Atormentados pela sensação de que estão prestes a perder a eleição, o poder, o emprego e a boa vida, os coordenadores da campanha de Dilma Rousseff perderam quaisquer vestígios de escrúpulos e fizeram a candidata perder de vez a vergonha. Divulgada nesta sexta-feira, a Mensagem da Dilma pede ajuda a um Deus a quem acabou de ser apresentada, renega um Programa Nacional de Direitos Humanos que reproduz fielmente o que sempre defendeu e promete que, se chegar à Presidência, fará o contrário do que pregava até a semana passada.

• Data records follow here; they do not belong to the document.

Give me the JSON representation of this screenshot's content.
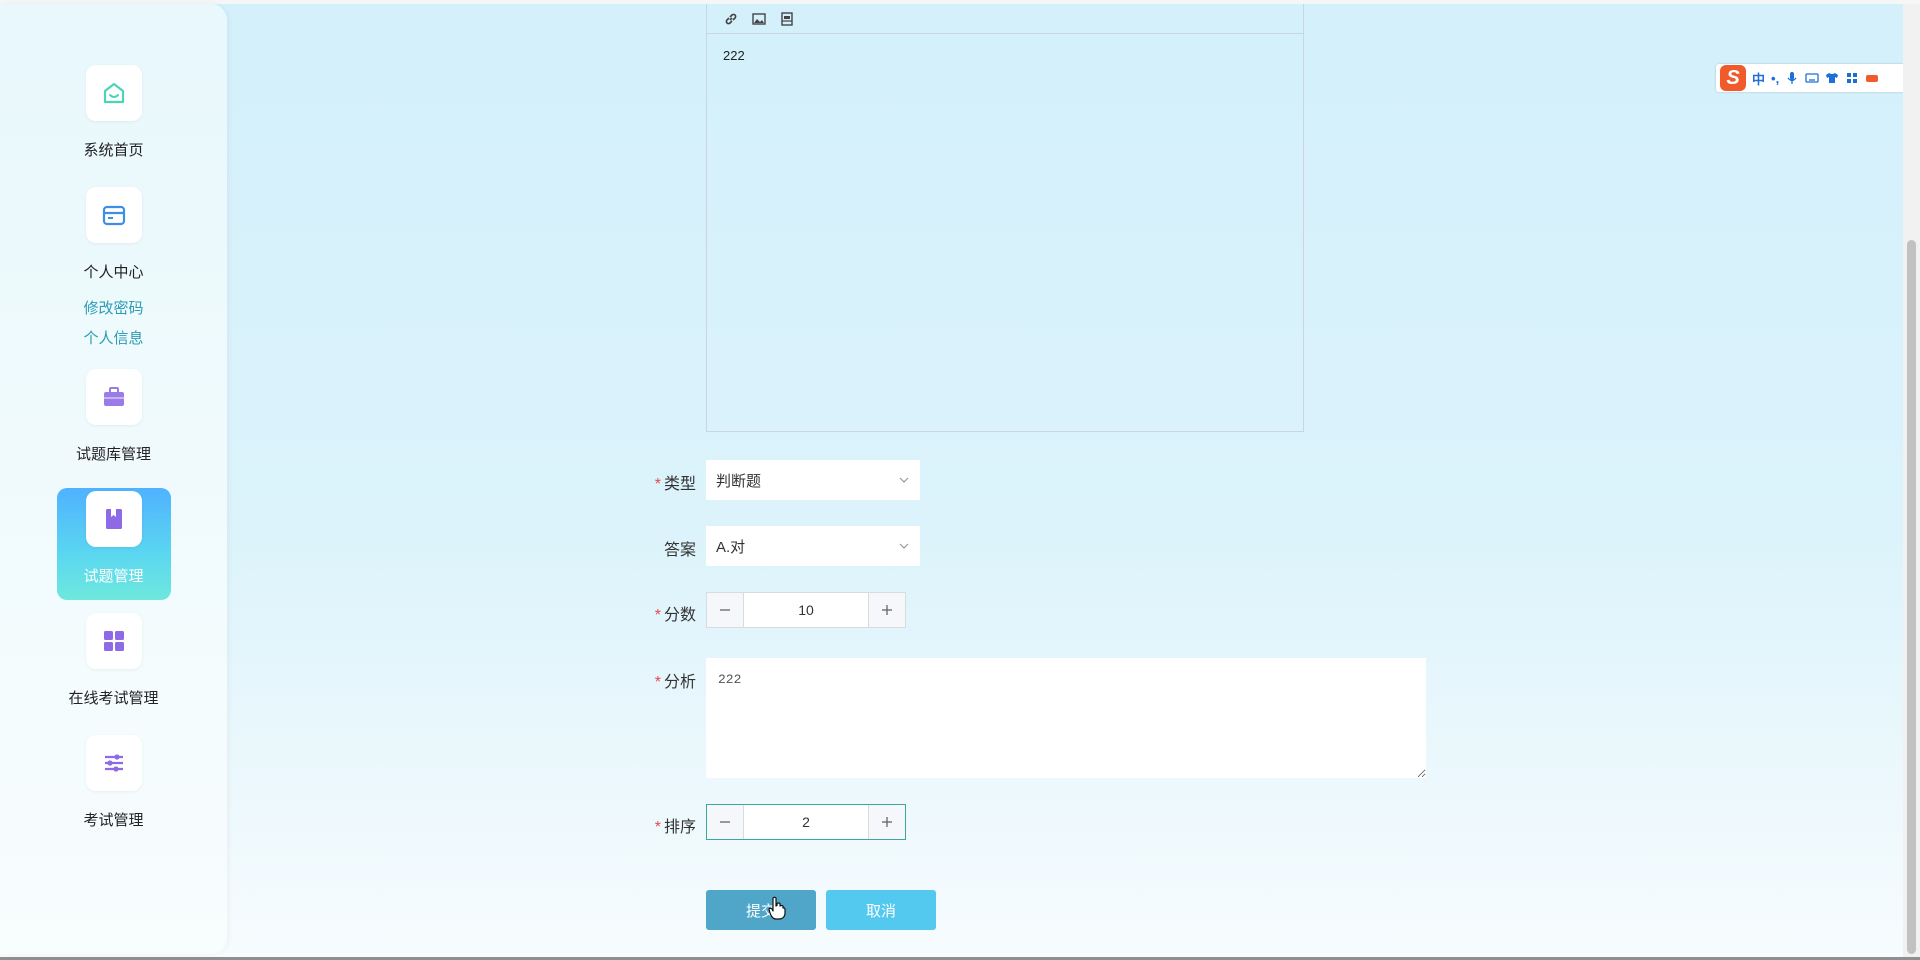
{
  "sidebar": {
    "items": [
      {
        "label": "系统首页",
        "icon": "home-icon"
      },
      {
        "label": "个人中心",
        "icon": "card-icon"
      },
      {
        "label": "试题库管理",
        "icon": "briefcase-icon"
      },
      {
        "label": "试题管理",
        "icon": "book-icon",
        "active": true
      },
      {
        "label": "在线考试管理",
        "icon": "grid-icon"
      },
      {
        "label": "考试管理",
        "icon": "sliders-icon"
      }
    ],
    "submenu": [
      "修改密码",
      "个人信息"
    ]
  },
  "editor": {
    "content": "222",
    "toolbar": [
      "link-icon",
      "image-icon",
      "video-icon"
    ]
  },
  "form": {
    "type_label": "类型",
    "type_value": "判断题",
    "answer_label": "答案",
    "answer_value": "A.对",
    "score_label": "分数",
    "score_value": "10",
    "analysis_label": "分析",
    "analysis_value": "222",
    "order_label": "排序",
    "order_value": "2",
    "required_mark": "*"
  },
  "buttons": {
    "submit": "提交",
    "cancel": "取消"
  },
  "ime": {
    "logo": "S",
    "mode": "中",
    "punct": "•,"
  },
  "colors": {
    "accent": "#4fb2ff",
    "submit": "#4fa6c9",
    "cancel": "#54c9ef",
    "required": "#e34b4b",
    "link": "#2d9bb4"
  }
}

Confrontado com a prova do crime de estelionato, qualquer dirigente da oposição poderia retrucar com a frase seguinte:  “Não podemos permitir que a mentira se converta em fonte de benefícios eleitorais para aqueles que não têm escrúpulos e manipulam a fé e a religião”.  Pois é exatamente isso o que aparece no último parágrafo. Entre as obscenidades institucionalizadas pelo governo Lula figura a que transforma o culpado em inocente e lhe concede o direito de acusar as vítimas.

“Espero contar com vocês para deter a sórdida campanha contra mim orquestradas”, choraminga a signatária. “Sórdida campanha” é a coleção de vídeos que mostram Dilma como ela é. Ninguém orquestrou coisa nenhuma: a internet apenas tornou mais conhecidos alguns trechos da partitura da Ópera da Mentira.

A Mensagem da Dilma é a carta do náufrago enfiada na garrafa que flutua sobre ondas crescentemente perturbadoras. Não vai chegar à praia.